Aber was hat das nun mit dem SRG-Heftli zu tun? Viel und nichts. Denn das Thema Rochebin-Sex-Marchand ist auch in Leutschenbach allgegenwärtig. Viele Mitarbeitende sind sauer, wie die SRG und demzufolge auch SRF das Problem angehen. Man bekommt den Eindruck, wie wenn die Chefs einander decken wollten. Aussitzen lautet die Devise. Dass in den nächsten Wochen Kündigungen anstehen, spielt dem Kader sicher in die Karten. Wer will schon aufmucken, wenn seine Stelle in Gefahr ist? In diese Strategie des Schweigens und Aussitzens passt nun eben die neuste Ausgabe von «link». Kein Wort über das Rochebin-Thema. Kein Wort. Dafür schreibt SRF-Direktorin in salbungsvollen Worten viel und doch wenig Konkretes über das «Transformationsprojekt SRF 2024». «Lasen Sie mich das Prinzip der Transformation am Beispiel der Volksmusik erklären», schreibt die Chefin etwa. Gestelzter geht fast nicht. Und das in einem Mitarbeiterheft, einem internen Produkt von und für Mitarbeitende.

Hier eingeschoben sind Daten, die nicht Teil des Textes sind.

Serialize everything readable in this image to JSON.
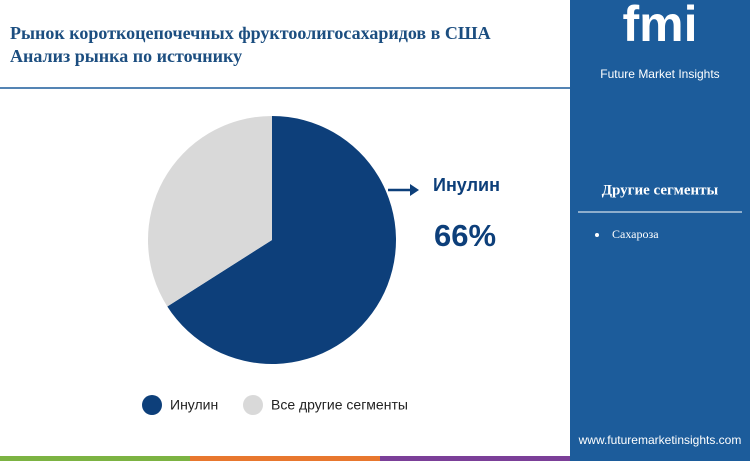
{
  "chart_data": {
    "type": "pie",
    "title": "Рынок короткоцепочечных фруктоолигосахаридов в США",
    "subtitle": "Анализ рынка по источнику",
    "categories": [
      "Инулин",
      "Все другие сегменты"
    ],
    "values": [
      66,
      34
    ],
    "value_labels": [
      "66%",
      null
    ],
    "colors": [
      "#0d3f7a",
      "#d9d9d9"
    ]
  },
  "sidebar": {
    "heading": "Другие сегменты",
    "items": [
      "Сахароза"
    ]
  },
  "brand": {
    "logo": "fmi",
    "name": "Future Market Insights",
    "url": "www.futuremarketinsights.com"
  }
}
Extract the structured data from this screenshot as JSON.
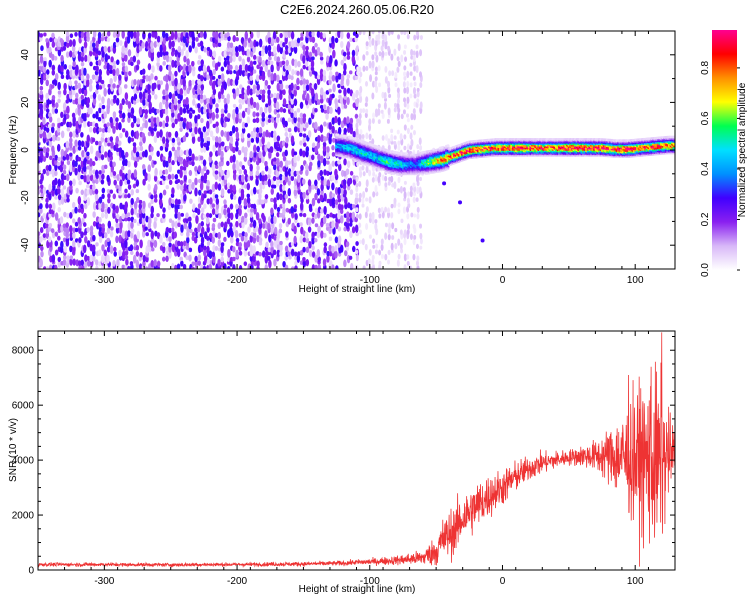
{
  "figure": {
    "title": "C2E6.2024.260.05.06.R20"
  },
  "chart_data": [
    {
      "type": "heatmap",
      "xlabel": "Height of straight line (km)",
      "ylabel": "Frequency (Hz)",
      "xlim": [
        -350,
        130
      ],
      "ylim": [
        -50,
        50
      ],
      "xticks": [
        -300,
        -200,
        -100,
        0,
        100
      ],
      "yticks": [
        -40,
        -20,
        0,
        20,
        40
      ],
      "colorbar": {
        "label": "Normalized spectral amplitude",
        "range": [
          0.0,
          0.95
        ],
        "ticks": [
          0.0,
          0.2,
          0.4,
          0.6,
          0.8
        ],
        "tick_labels": [
          "0.0",
          "0.2",
          "0.4",
          "0.6",
          "0.8"
        ],
        "colormap": [
          "#ffffff",
          "#d8b8f8",
          "#8a20f0",
          "#4000ff",
          "#0090ff",
          "#00e0ff",
          "#00ff50",
          "#ffff00",
          "#ff9000",
          "#ff0000",
          "#ff0090"
        ]
      },
      "noise_region": {
        "x_from": -350,
        "x_to": -110,
        "amplitude": 0.18
      },
      "faint_noise_region": {
        "x_from": -110,
        "x_to": -60,
        "amplitude": 0.06
      },
      "signal_ridge": {
        "x": [
          -125,
          -115,
          -105,
          -95,
          -85,
          -75,
          -65,
          -55,
          -45,
          -35,
          -25,
          -15,
          -5,
          5,
          15,
          25,
          35,
          45,
          55,
          65,
          75,
          85,
          95,
          105,
          115,
          125
        ],
        "frequency": [
          2,
          1,
          -1,
          -3,
          -5,
          -6,
          -6,
          -5,
          -4,
          -2,
          0,
          0.5,
          1,
          1,
          1,
          1,
          1,
          1,
          1,
          1,
          1,
          0.5,
          0.5,
          1,
          1.5,
          2
        ],
        "amplitude": [
          0.4,
          0.45,
          0.5,
          0.45,
          0.55,
          0.45,
          0.35,
          0.6,
          0.75,
          0.85,
          0.9,
          0.85,
          0.8,
          0.85,
          0.9,
          0.85,
          0.8,
          0.85,
          0.9,
          0.85,
          0.9,
          0.85,
          0.9,
          0.8,
          0.85,
          0.8
        ]
      },
      "outliers": [
        {
          "x": -44,
          "frequency": -14
        },
        {
          "x": -32,
          "frequency": -22
        },
        {
          "x": -15,
          "frequency": -38
        }
      ]
    },
    {
      "type": "line",
      "xlabel": "Height of straight line (km)",
      "ylabel": "SNR (10 * v/v)",
      "xlim": [
        -350,
        130
      ],
      "ylim": [
        0,
        8700
      ],
      "xticks": [
        -300,
        -200,
        -100,
        0,
        100
      ],
      "yticks": [
        0,
        2000,
        4000,
        6000,
        8000
      ],
      "color": "#ee3333",
      "series": [
        {
          "x": [
            -350,
            -300,
            -250,
            -200,
            -150,
            -120,
            -100,
            -80,
            -60,
            -50,
            -45,
            -40,
            -35,
            -30,
            -20,
            -10,
            0,
            10,
            20,
            30,
            40,
            50,
            60,
            70,
            80,
            90,
            100,
            110,
            115,
            120,
            125,
            130
          ],
          "mean": [
            200,
            200,
            190,
            200,
            220,
            250,
            300,
            350,
            450,
            700,
            1100,
            1300,
            1500,
            1900,
            2300,
            2700,
            3000,
            3400,
            3700,
            3900,
            4000,
            4100,
            4150,
            4150,
            4150,
            4100,
            4050,
            4000,
            3900,
            3950,
            4150,
            4300
          ],
          "spread": [
            60,
            60,
            60,
            60,
            70,
            80,
            100,
            150,
            250,
            500,
            700,
            800,
            800,
            800,
            800,
            700,
            600,
            500,
            400,
            350,
            300,
            250,
            350,
            500,
            900,
            1500,
            2200,
            2700,
            3000,
            2600,
            1500,
            800
          ]
        }
      ],
      "peaks": [
        {
          "x": 120,
          "y": 8650
        },
        {
          "x": 112,
          "y": 7400
        },
        {
          "x": 95,
          "y": 7100
        }
      ]
    }
  ]
}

Theoretisch. Immerhin erfährt der Laie nebenbei, dass bei SRF heute weniger als 10 Prozent «unserer Mittel ins Onlineangebot fliessen, in einem Jahr sollen es etwa 20 Prozent sein.» Der Verlegerverband wird sich freuen.

Wie eine Programmzeitschrift

Was bleibt sonst vom «link»? Das Heft wirkt wie eine Programmzeitschrift. Der Text «Play Suisse» könnte auch im «Tele» stehen. Ebenso wie die Rubrik «Neu im Programm». Dafür kommen porträtierte Mitarbeiter eher zu kurz. Das Heft wirkt ziemlich unpersönlich, ja fernab von der Basis. Da ist das von zackbum.ch auch schon kritisierte Ringier-Blatt Domo noch um einiges menschlicher. Doch hier wie dort zeigt sich, dass die Chefs das letzte Wort haben. Darum ist im «link» kein Wort zum Thema Sexismus und Darius Rochebin zu finden.

In einer ersten Version wurde «link» als Mitarbeitermagazin bezeichnet. Das stimmt nicht ganz. Es richtet sich neben den Mitarbeiteiterinnen und Mitarbeitern auch an die Mitglieder der SRG. Die Auflage beträgt gut 16000 Exemplare.